Он жен покидал для охоты лишь иль поединка.
А с кем он сражался?
И кто он, позвольте, такой?
Позволю, позволю!.. Далеко за дальнею далью,
На севере желтой, как море, империи Хань
Жил смуглый народ, воспевавший осанку маралью
И солнечный вымах рогов в поднебесную рань.
Когда это было?.. Цветами окуталась Гоби.
Жена увидала тамгу божества наяву.
И первенец князя светло ворохнулся в утробе,
И пал, словно сокол, из лона в степную траву.

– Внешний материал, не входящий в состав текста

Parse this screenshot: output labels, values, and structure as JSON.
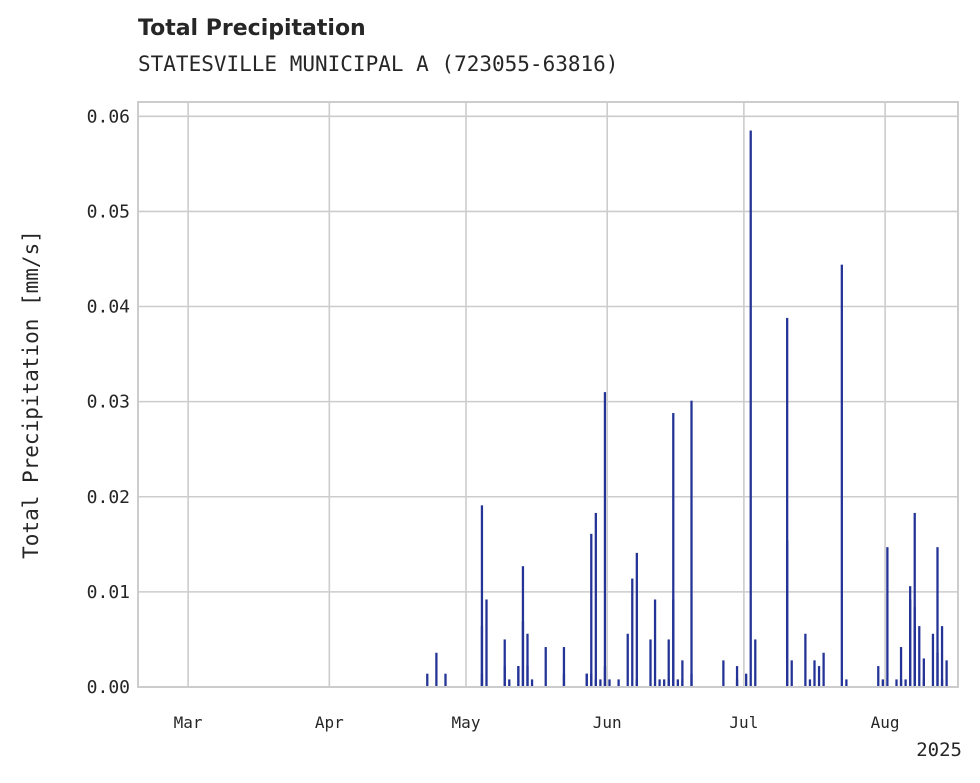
{
  "chart_data": {
    "type": "bar",
    "title": "Total Precipitation",
    "subtitle": "STATESVILLE MUNICIPAL A (723055-63816)",
    "xlabel": "",
    "ylabel": "Total Precipitation [mm/s]",
    "x_start": "2025-02-18",
    "x_end": "2025-08-17",
    "ylim": [
      0,
      0.0615
    ],
    "grid": true,
    "legend": "none",
    "color": "#233396",
    "x_ticks": [
      {
        "date": "2025-03-01",
        "label": "Mar"
      },
      {
        "date": "2025-04-01",
        "label": "Apr"
      },
      {
        "date": "2025-05-01",
        "label": "May"
      },
      {
        "date": "2025-06-01",
        "label": "Jun"
      },
      {
        "date": "2025-07-01",
        "label": "Jul"
      },
      {
        "date": "2025-08-01",
        "label": "Aug"
      }
    ],
    "x_year_label": "2025",
    "y_ticks": [
      {
        "value": 0.0,
        "label": "0.00"
      },
      {
        "value": 0.01,
        "label": "0.01"
      },
      {
        "value": 0.02,
        "label": "0.02"
      },
      {
        "value": 0.03,
        "label": "0.03"
      },
      {
        "value": 0.04,
        "label": "0.04"
      },
      {
        "value": 0.05,
        "label": "0.05"
      },
      {
        "value": 0.06,
        "label": "0.06"
      }
    ],
    "series": [
      {
        "name": "",
        "points": [
          [
            "2025-04-22",
            0.0014
          ],
          [
            "2025-04-24",
            0.0036
          ],
          [
            "2025-04-26",
            0.0014
          ],
          [
            "2025-05-04",
            0.0064
          ],
          [
            "2025-05-04",
            0.0014
          ],
          [
            "2025-05-04",
            0.0191
          ],
          [
            "2025-05-05",
            0.0092
          ],
          [
            "2025-05-09",
            0.0022
          ],
          [
            "2025-05-09",
            0.005
          ],
          [
            "2025-05-10",
            0.0008
          ],
          [
            "2025-05-12",
            0.0022
          ],
          [
            "2025-05-12",
            0.0022
          ],
          [
            "2025-05-13",
            0.0127
          ],
          [
            "2025-05-13",
            0.0069
          ],
          [
            "2025-05-14",
            0.0056
          ],
          [
            "2025-05-14",
            0.0022
          ],
          [
            "2025-05-15",
            0.0008
          ],
          [
            "2025-05-18",
            0.0042
          ],
          [
            "2025-05-22",
            0.0014
          ],
          [
            "2025-05-22",
            0.0042
          ],
          [
            "2025-05-27",
            0.0014
          ],
          [
            "2025-05-27",
            0.0014
          ],
          [
            "2025-05-28",
            0.0161
          ],
          [
            "2025-05-28",
            0.0014
          ],
          [
            "2025-05-29",
            0.0183
          ],
          [
            "2025-05-29",
            0.0008
          ],
          [
            "2025-05-30",
            0.0008
          ],
          [
            "2025-05-31",
            0.031
          ],
          [
            "2025-05-31",
            0.0022
          ],
          [
            "2025-06-01",
            0.0008
          ],
          [
            "2025-06-03",
            0.0008
          ],
          [
            "2025-06-05",
            0.0056
          ],
          [
            "2025-06-06",
            0.0114
          ],
          [
            "2025-06-07",
            0.0141
          ],
          [
            "2025-06-07",
            0.0008
          ],
          [
            "2025-06-10",
            0.005
          ],
          [
            "2025-06-11",
            0.0092
          ],
          [
            "2025-06-12",
            0.0008
          ],
          [
            "2025-06-13",
            0.0008
          ],
          [
            "2025-06-14",
            0.0008
          ],
          [
            "2025-06-14",
            0.005
          ],
          [
            "2025-06-15",
            0.0092
          ],
          [
            "2025-06-15",
            0.0288
          ],
          [
            "2025-06-16",
            0.0008
          ],
          [
            "2025-06-17",
            0.0028
          ],
          [
            "2025-06-17",
            0.0008
          ],
          [
            "2025-06-19",
            0.0301
          ],
          [
            "2025-06-19",
            0.0014
          ],
          [
            "2025-06-26",
            0.0028
          ],
          [
            "2025-06-29",
            0.0022
          ],
          [
            "2025-06-29",
            0.0008
          ],
          [
            "2025-07-01",
            0.0014
          ],
          [
            "2025-07-02",
            0.0585
          ],
          [
            "2025-07-03",
            0.005
          ],
          [
            "2025-07-10",
            0.0388
          ],
          [
            "2025-07-10",
            0.0154
          ],
          [
            "2025-07-11",
            0.0028
          ],
          [
            "2025-07-14",
            0.0056
          ],
          [
            "2025-07-15",
            0.0008
          ],
          [
            "2025-07-16",
            0.0028
          ],
          [
            "2025-07-17",
            0.0022
          ],
          [
            "2025-07-18",
            0.0036
          ],
          [
            "2025-07-22",
            0.0444
          ],
          [
            "2025-07-23",
            0.0008
          ],
          [
            "2025-07-30",
            0.0022
          ],
          [
            "2025-07-31",
            0.0008
          ],
          [
            "2025-08-01",
            0.0147
          ],
          [
            "2025-08-03",
            0.0008
          ],
          [
            "2025-08-04",
            0.0042
          ],
          [
            "2025-08-04",
            0.0008
          ],
          [
            "2025-08-05",
            0.0008
          ],
          [
            "2025-08-06",
            0.0106
          ],
          [
            "2025-08-06",
            0.0092
          ],
          [
            "2025-08-07",
            0.0183
          ],
          [
            "2025-08-07",
            0.0064
          ],
          [
            "2025-08-07",
            0.0084
          ],
          [
            "2025-08-08",
            0.0064
          ],
          [
            "2025-08-09",
            0.003
          ],
          [
            "2025-08-09",
            0.0008
          ],
          [
            "2025-08-11",
            0.0056
          ],
          [
            "2025-08-12",
            0.0036
          ],
          [
            "2025-08-12",
            0.0147
          ],
          [
            "2025-08-13",
            0.0064
          ],
          [
            "2025-08-13",
            0.0008
          ],
          [
            "2025-08-14",
            0.0028
          ]
        ]
      }
    ]
  }
}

Медлительно тая, зенит огибали фламинго.
И хриплою птицей в коленях младенец кричал.
И синею змейкой вилась по траве пуповина,
И камень горячий любовную мгу источал.
А мир кочевал по пологому скату вселенной.
И кони дышали. И овцы текли к озерцу.
Шаньюй Тоумань, будь же славен
сей вестью моленной!
Под клики родни быть отцом тебе нынче к лицу.
Ай, княжия кровь, словно свиток огня в катапульте:
Гарцуя, он вырвал – как стон из немотной души —
Из горла стрелы две на шелковой нитке свистульки
И бросил шаману: «Вот этим пупок завяжи!»
II
Свистульки-пустышки! – прозрение Рыжего Хунна—
Степь в белых костях, но познал лишь великий Ата
Начертан скелет, как всесильная гибели руна,
А в трубчатой тьме и в глазницах свистит пустота.
Свистит пустота на изломе в сухой камышине,
Свистит пустота за распущенным конским хвостом,
Свистит пустота между скал на безлюдной вершине,
В отверстье нетопленой юрты и в сердце пустом.
Есть в свисте безумье!
Поэтому темен и жуток
Свист мыши летучей и мах над поляной ночной.
Свист жизни дрожанье,
                                   разлад,
                                               свист – лихой
Как трещина неба – разъятье в хаос глубиной.
Он может сорвать с поднебесья седую лавину,
Гремящим драконом обрушить на дол камнепад,
Владеющий им перережет ножом пуповину,
И духов сразит, и врагов опрокинет назад.
Все это постиг в своем сердце божественный предок,
Сын Неба-Тэнгри, рыжекудрый премудрый Ата.
– Пусть свистом владеет кто воин, кто храбр и меток,
Пусть в жилах китайцев сквозит мертвецов пустота!..
Он кость просверлил, чтоб зияло безумие свиста,
И выточил шариков крохотные черепа,
К стреле привязал и пустил ее во поле чисто,
И в этом полете свершилась народа судьба.
III
Эгей, Маодунь!
Быстроногий порывистый княжич,
Зачем ты глядишь, как фламинго плывут в вышине?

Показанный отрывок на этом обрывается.